I respect those people who drink though, but I think when one drinks, one should be prepared of the consequences "the day after." No complaints, be yourself again as soon as possible. Should I have a habit, I should never let that affect others - my work, family and friends in general. In my mind, my habit is personal, and should never be a burden to anyone. Ofcourse, one is not perfect, but at least be at your best, at your optimum even you have a habit. I guess this itself keeps me away from alcohol.

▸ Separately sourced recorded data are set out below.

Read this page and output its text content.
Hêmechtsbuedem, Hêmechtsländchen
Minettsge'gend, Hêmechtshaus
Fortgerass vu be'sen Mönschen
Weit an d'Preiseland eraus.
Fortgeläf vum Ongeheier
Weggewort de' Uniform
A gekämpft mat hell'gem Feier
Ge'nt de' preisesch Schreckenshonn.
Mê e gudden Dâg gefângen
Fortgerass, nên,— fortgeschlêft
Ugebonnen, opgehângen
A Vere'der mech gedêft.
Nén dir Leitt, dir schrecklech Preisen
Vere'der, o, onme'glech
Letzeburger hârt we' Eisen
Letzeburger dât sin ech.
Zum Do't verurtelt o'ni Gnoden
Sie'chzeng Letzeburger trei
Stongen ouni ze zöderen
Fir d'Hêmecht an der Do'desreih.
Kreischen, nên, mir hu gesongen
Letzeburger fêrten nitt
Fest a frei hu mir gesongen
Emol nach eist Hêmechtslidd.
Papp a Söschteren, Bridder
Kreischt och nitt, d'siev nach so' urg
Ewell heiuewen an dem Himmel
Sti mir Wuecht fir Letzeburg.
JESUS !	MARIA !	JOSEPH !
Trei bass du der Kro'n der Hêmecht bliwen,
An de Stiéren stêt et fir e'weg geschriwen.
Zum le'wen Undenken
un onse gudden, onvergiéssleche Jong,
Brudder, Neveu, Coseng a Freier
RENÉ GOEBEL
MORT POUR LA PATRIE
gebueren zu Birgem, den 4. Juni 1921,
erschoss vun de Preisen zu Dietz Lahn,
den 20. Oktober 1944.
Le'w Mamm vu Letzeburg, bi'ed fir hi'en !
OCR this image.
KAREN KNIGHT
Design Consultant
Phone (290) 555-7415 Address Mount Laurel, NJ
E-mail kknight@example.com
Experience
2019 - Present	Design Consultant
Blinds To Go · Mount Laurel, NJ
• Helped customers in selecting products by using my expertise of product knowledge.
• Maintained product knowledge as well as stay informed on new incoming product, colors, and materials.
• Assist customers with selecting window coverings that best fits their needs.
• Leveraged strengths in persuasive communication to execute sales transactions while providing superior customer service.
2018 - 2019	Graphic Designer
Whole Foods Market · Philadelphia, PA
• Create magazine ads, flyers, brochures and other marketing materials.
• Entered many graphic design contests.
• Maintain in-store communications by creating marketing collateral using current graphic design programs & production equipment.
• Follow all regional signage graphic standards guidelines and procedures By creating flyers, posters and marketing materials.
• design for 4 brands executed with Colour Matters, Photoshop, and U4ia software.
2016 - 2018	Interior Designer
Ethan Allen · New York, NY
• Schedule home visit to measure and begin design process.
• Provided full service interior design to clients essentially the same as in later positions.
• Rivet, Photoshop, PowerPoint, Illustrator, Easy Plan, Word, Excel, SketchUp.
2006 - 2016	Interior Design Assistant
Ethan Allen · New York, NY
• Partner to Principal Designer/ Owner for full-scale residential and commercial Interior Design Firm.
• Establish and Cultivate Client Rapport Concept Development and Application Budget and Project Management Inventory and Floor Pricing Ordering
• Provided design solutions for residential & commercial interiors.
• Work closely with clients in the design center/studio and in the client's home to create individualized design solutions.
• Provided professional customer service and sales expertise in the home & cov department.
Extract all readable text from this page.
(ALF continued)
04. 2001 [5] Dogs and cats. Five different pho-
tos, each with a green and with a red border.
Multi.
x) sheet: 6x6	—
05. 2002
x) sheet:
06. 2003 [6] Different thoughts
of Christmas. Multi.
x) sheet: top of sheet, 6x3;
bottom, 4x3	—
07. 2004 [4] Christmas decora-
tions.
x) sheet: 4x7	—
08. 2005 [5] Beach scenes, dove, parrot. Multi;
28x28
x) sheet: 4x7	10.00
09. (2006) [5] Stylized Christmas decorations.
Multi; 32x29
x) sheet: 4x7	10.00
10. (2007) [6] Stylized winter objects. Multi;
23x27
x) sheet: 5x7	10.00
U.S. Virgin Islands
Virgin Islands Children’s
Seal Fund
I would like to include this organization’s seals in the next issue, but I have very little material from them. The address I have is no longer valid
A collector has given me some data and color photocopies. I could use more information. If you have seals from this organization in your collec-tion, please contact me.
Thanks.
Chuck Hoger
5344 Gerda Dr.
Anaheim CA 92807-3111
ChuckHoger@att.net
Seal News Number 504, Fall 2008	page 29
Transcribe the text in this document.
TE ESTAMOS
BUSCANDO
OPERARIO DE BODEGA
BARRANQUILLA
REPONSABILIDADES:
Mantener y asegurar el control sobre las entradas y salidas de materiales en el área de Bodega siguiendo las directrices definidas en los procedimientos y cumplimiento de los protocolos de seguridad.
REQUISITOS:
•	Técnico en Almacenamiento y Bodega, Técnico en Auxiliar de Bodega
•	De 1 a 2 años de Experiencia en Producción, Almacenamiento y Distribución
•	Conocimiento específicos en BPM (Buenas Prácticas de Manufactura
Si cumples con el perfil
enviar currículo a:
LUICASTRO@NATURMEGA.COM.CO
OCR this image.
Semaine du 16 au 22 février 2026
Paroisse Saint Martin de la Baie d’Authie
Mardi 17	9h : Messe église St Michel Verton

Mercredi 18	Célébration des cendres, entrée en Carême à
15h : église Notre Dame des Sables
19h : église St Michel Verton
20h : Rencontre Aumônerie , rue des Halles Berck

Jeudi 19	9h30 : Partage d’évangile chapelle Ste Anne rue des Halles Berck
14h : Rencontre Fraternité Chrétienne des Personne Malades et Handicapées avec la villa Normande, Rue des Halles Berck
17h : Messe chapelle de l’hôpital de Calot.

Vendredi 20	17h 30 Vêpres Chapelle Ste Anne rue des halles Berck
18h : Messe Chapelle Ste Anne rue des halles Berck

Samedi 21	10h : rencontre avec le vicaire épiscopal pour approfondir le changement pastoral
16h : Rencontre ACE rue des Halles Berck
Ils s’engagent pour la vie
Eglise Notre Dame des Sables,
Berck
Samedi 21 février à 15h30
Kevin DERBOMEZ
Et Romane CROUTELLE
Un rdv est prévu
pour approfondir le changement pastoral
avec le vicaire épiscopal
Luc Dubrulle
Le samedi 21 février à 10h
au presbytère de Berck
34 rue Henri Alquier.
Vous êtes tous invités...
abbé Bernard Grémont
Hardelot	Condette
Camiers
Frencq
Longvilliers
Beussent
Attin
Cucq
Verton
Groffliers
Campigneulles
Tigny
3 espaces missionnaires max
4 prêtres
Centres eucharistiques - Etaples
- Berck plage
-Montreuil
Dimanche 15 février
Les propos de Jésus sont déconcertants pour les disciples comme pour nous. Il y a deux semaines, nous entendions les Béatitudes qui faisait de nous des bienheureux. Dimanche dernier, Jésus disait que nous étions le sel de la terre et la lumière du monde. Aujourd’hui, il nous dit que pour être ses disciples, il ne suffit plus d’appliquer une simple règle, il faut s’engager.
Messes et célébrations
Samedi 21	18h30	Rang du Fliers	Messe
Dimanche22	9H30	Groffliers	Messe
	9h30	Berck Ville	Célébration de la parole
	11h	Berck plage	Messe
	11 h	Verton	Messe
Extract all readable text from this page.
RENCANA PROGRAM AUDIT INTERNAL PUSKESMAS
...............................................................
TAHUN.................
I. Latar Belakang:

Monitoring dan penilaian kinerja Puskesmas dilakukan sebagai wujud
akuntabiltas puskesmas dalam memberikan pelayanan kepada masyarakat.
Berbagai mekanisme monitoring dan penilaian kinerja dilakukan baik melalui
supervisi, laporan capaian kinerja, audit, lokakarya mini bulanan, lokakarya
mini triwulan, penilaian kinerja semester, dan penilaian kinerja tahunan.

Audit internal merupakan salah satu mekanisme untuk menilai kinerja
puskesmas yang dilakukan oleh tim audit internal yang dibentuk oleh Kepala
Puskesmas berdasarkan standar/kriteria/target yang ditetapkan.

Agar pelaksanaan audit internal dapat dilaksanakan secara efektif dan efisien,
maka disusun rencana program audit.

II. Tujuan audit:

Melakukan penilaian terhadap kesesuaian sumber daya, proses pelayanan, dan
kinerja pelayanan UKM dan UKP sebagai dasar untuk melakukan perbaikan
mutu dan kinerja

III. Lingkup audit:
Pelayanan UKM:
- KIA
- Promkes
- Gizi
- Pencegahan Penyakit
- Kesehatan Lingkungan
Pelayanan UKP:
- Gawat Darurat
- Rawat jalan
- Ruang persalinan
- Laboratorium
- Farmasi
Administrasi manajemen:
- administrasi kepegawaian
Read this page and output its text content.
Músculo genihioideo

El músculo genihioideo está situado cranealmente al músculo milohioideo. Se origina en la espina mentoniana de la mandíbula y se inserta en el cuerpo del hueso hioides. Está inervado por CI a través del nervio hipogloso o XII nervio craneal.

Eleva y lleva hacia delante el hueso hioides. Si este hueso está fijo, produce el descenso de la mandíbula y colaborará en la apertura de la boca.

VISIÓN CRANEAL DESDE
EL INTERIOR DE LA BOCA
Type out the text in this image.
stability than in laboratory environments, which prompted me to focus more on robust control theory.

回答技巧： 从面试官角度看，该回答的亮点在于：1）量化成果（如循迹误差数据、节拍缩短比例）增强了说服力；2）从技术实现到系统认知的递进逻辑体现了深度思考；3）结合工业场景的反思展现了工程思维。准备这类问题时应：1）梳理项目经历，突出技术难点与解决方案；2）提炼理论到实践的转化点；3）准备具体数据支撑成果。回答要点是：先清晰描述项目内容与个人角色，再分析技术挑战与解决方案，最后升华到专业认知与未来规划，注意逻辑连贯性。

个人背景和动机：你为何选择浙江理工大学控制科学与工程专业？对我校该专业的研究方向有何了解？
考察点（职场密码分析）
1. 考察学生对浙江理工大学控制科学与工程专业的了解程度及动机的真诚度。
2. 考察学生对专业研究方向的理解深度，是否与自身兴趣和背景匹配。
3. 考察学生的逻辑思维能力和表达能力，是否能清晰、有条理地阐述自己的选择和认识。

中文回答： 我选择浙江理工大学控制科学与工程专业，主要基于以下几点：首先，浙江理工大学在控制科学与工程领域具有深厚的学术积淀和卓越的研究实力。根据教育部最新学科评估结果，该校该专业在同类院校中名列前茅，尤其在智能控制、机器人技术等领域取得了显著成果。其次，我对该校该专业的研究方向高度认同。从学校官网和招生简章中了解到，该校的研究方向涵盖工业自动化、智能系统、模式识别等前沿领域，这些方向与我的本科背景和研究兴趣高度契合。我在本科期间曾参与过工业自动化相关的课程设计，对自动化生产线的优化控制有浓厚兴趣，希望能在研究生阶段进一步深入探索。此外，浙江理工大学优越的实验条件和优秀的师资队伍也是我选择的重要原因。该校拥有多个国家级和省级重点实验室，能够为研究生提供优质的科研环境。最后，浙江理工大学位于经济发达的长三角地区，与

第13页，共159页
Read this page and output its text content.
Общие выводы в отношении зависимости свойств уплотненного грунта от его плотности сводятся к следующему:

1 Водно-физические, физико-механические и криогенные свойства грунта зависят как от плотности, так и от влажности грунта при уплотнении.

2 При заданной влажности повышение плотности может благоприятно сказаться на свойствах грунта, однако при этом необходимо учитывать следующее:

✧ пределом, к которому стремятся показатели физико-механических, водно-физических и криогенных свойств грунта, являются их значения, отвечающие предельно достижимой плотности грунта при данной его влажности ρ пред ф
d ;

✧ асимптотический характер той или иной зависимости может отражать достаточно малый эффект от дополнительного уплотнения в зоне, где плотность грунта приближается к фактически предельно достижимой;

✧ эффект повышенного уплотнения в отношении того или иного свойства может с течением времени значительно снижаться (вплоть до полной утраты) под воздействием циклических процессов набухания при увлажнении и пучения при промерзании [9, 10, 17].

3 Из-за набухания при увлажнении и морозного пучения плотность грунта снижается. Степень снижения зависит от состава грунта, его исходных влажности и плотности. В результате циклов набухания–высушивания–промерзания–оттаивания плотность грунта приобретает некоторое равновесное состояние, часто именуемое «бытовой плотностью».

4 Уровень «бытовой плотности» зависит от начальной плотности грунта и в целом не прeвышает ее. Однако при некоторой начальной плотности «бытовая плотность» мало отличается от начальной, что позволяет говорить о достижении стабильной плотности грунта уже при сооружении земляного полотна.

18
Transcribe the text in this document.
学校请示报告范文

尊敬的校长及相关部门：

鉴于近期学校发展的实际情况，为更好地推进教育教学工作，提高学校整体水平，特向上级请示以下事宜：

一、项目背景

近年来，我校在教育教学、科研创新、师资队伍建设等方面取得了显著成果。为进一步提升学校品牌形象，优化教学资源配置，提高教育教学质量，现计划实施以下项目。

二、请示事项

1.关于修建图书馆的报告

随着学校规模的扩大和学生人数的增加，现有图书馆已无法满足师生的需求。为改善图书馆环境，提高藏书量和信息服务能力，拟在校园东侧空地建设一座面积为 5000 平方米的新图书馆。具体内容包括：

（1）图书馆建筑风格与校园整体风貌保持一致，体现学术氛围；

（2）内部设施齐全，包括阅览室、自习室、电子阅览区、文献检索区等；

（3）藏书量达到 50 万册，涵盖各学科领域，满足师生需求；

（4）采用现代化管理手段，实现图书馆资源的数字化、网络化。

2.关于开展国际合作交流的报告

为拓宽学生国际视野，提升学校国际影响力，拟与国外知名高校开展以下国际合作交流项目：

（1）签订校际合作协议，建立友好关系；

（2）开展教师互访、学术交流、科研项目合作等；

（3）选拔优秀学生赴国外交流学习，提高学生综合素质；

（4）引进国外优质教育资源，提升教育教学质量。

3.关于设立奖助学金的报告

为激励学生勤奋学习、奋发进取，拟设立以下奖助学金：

I understand that people tend to forget their problems by drinking alcohol. This is very usual, and even some use this as a "pain-reliever." Okay, I see the point in the neurobiological perspective. However, should I want to seek a "quick-fix" for my problems, I think I deserve a better analgesic. My personality also suggests that I tend not to "forget my problems"; instead, if things are way too serious, I tend to postpone them, but still I plan to confront it, and find either a compromise or a solution. I guess this a personal strength, learned through experience. 

Lastly, I tried to reflect on drinking alcohol through a hedonistic perspective. Well, I see the point. People tend to "loosen up", and seemingly happy when they drink. Alcohol provides one a means to express their emotions. This is a good argument, I must say. Being in a group of people, having a good time together and having a sense of belongingness is another good reason to drink. However, I think if I really want to be a hedonist, I intend to have a constant stream of happiness althroughout, not just when I drink. I want to be happy through multitude of ways, not "just" through alcohol. I think I am too greedy not to be dependent to only one approach of hedonistic living. I really want to live life, both in intoxicated or in sober form. That is my main point here.